Mais je ne serai pas au Nadeshicon (convention cosplay) pour faire des conférences, je n’irai probablement pas au Salon du livre de Québec, je ne ferai pas de lancements pour parler de mon nouveau roman, mon extraordinaire roman, mon tout nouveau chéri, L’Héritage du Kami. Inari, le kami dont je parle dans ce récit, un dieu japonais bien connu, est particulièrement tortueux et imprévu. Si j’étais superstitieuse, je pourrais partir une folle théorie: et si ce kami avait voulu que ce soit si compliqué de parler de lui? Mais ne démarrons pas de nouvelles rumeurs, il y en a déjà trop!

C’est le temps de faire tout ce qu’on n’a jamais le temps de faire. Je n’ai jamais le temps d’écrire souvent sur mon blogue, je soupire devant ma pile de livres à lire, j’ai envie d’écouter des séries, je veux jouer à des jeux de société avec mes enfants.

C’est le temps de se parler. On a besoin des autres. Les réseaux sociaux peuvent remplir leur fonction sociale: parlons de nos douces nouvelles, intervenons quand un de nos amis poste une fausse nouvelle, rassurons avec des faits quand s’expriment les inquiétudes, rappelons pourquoi nous prenons des mesures, la solidarité dont il faut faire preuve.

C’est le temps de se réunir autrement. Pour ma part, je vous invite à un projet numérique: la lecture publique de trois de mes romans. À partir du 17 mars, je commence le projet L’heure du conte sur Facebook. Les vendredis, je mettrai ensuite ces vidéos sur ma chaine YouTube.

Le 17, 18 et 19 mars, à 20h, je lirai des scènes du roman Les Fleurs du Nord en live.
Puis le 24, 25 et 26 mars, ce sera des extraits de L’Ombre du Shinobi.
Finalement, le 31 mars, 1er et 2 avril, je lirai des parties de mon prochain roman L’Héritage du Kami, dont le lancement a été retardé.


Mon éditeur, Québec Amérique, est solidaire avec ses auteurs.

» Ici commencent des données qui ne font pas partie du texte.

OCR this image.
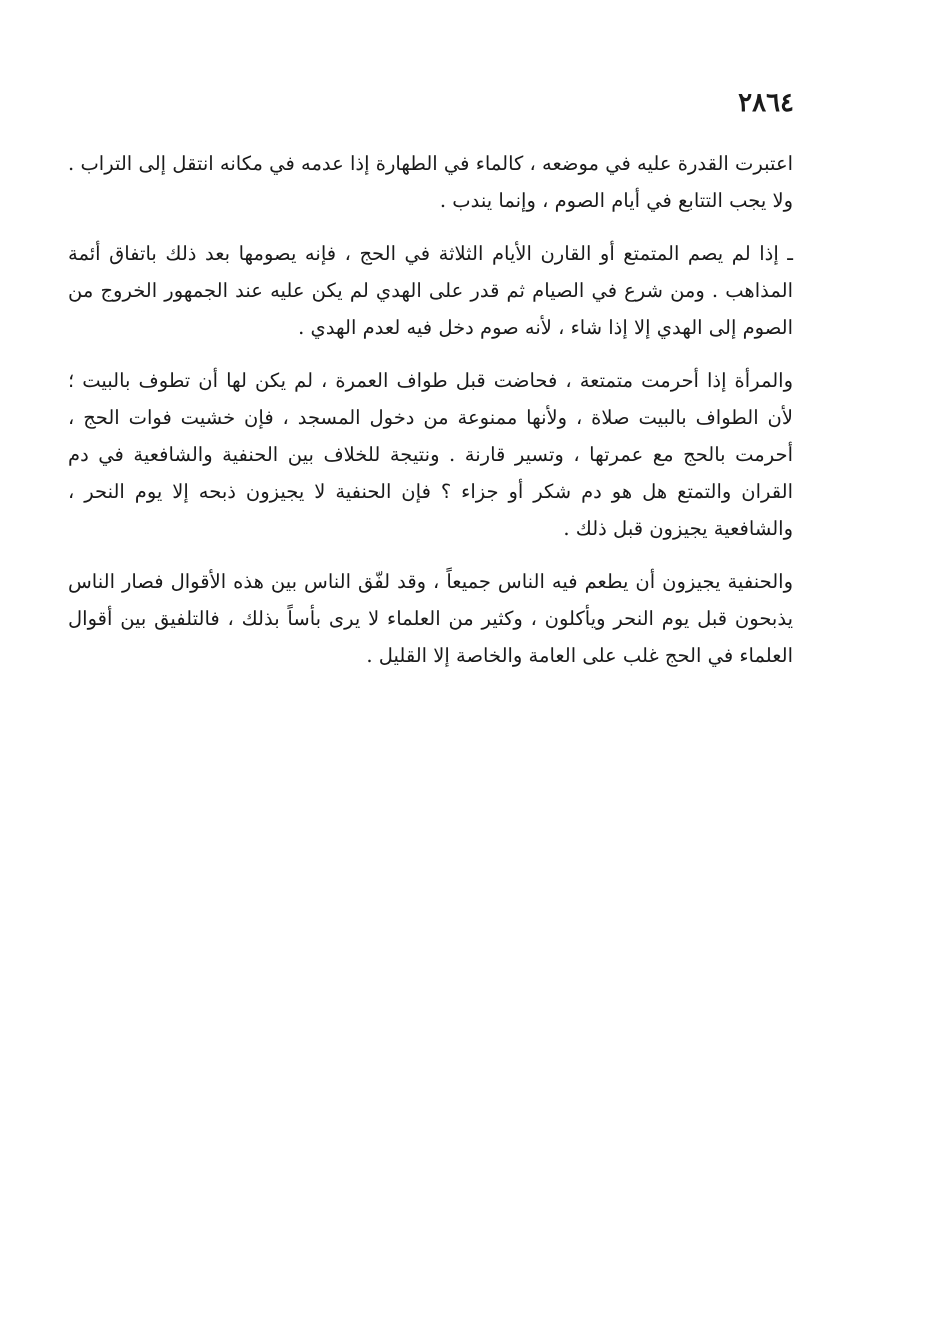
٢٨٦٤

اعتبرت القدرة عليه في موضعه ، كالماء في الطهارة إذا عدمه في مكانه انتقل إلى التراب . ولا يجب التتابع في أيام الصوم ، وإنما يندب .

ـ إذا لم يصم المتمتع أو القارن الأيام الثلاثة في الحج ، فإنه يصومها بعد ذلك باتفاق أئمة المذاهب . ومن شرع في الصيام ثم قدر على الهدي لم يكن عليه عند الجمهور الخروج من الصوم إلى الهدي إلا إذا شاء ، لأنه صوم دخل فيه لعدم الهدي .

والمرأة إذا أحرمت متمتعة ، فحاضت قبل طواف العمرة ، لم يكن لها أن تطوف بالبيت ؛ لأن الطواف بالبيت صلاة ، ولأنها ممنوعة من دخول المسجد ، فإن خشيت فوات الحج ، أحرمت بالحج مع عمرتها ، وتسير قارنة . ونتيجة للخلاف بين الحنفية والشافعية في دم القران والتمتع هل هو دم شكر أو جزاء ؟ فإن الحنفية لا يجيزون ذبحه إلا يوم النحر ، والشافعية يجيزون قبل ذلك .

والحنفية يجيزون أن يطعم فيه الناس جميعاً ، وقد لفّق الناس بين هذه الأقوال فصار الناس يذبحون قبل يوم النحر ويأكلون ، وكثير من العلماء لا يرى بأساً بذلك ، فالتلفيق بين أقوال العلماء في الحج غلب على العامة والخاصة إلا القليل .
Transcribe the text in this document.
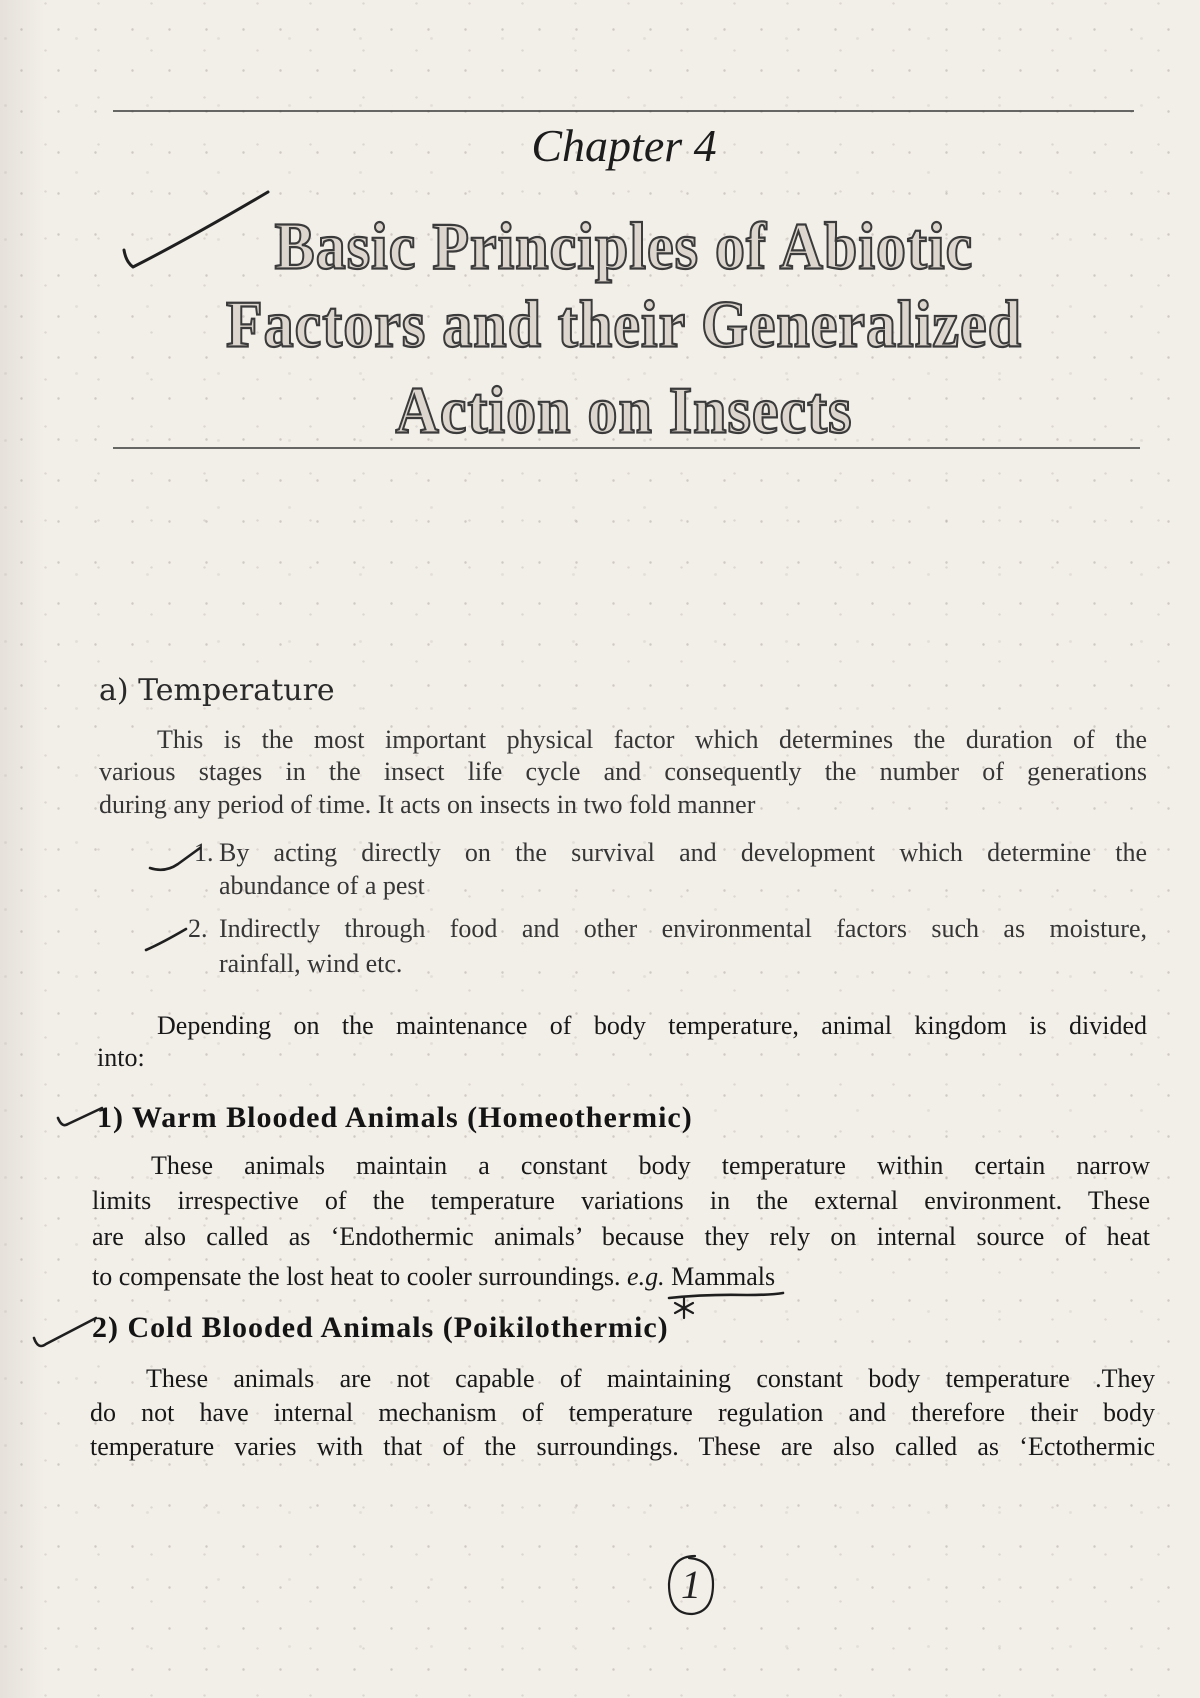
Chapter 4
Basic Principles of Abiotic
Factors and their Generalized
Action on Insects
a) Temperature
This is the most important physical factor which determines the duration of the
various stages in the insect life cycle and consequently the number of generations
during any period of time. It acts on insects in two fold manner
1. By acting directly on the survival and development which determine the
abundance of a pest
2. Indirectly through food and other environmental factors such as moisture,
rainfall, wind etc.
Depending on the maintenance of body temperature, animal kingdom is divided
into:
1) Warm Blooded Animals (Homeothermic)
These animals maintain a constant body temperature within certain narrow
limits irrespective of the temperature variations in the external environment. These
are also called as ‘Endothermic animals’ because they rely on internal source of heat
to compensate the lost heat to cooler surroundings. e.g. Mammals
2) Cold Blooded Animals (Poikilothermic)
These animals are not capable of maintaining constant body temperature .They
do not have internal mechanism of temperature regulation and therefore their body
temperature varies with that of the surroundings. These are also called as ‘Ectothermic
1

Depuis vendredi, il est possible de commander leurs livres en ligne et ils seront livrés chez vous, sans frais de livraison.

C’est un printemps stressant, car on ne contrôle pas ce qui nous entoure. Il faut parfois penser à autre chose, sortir de notre environnement. Et il y a l’imagination. Pour moi, ce sera une saison de lecture. Et je vous souhaite la santé!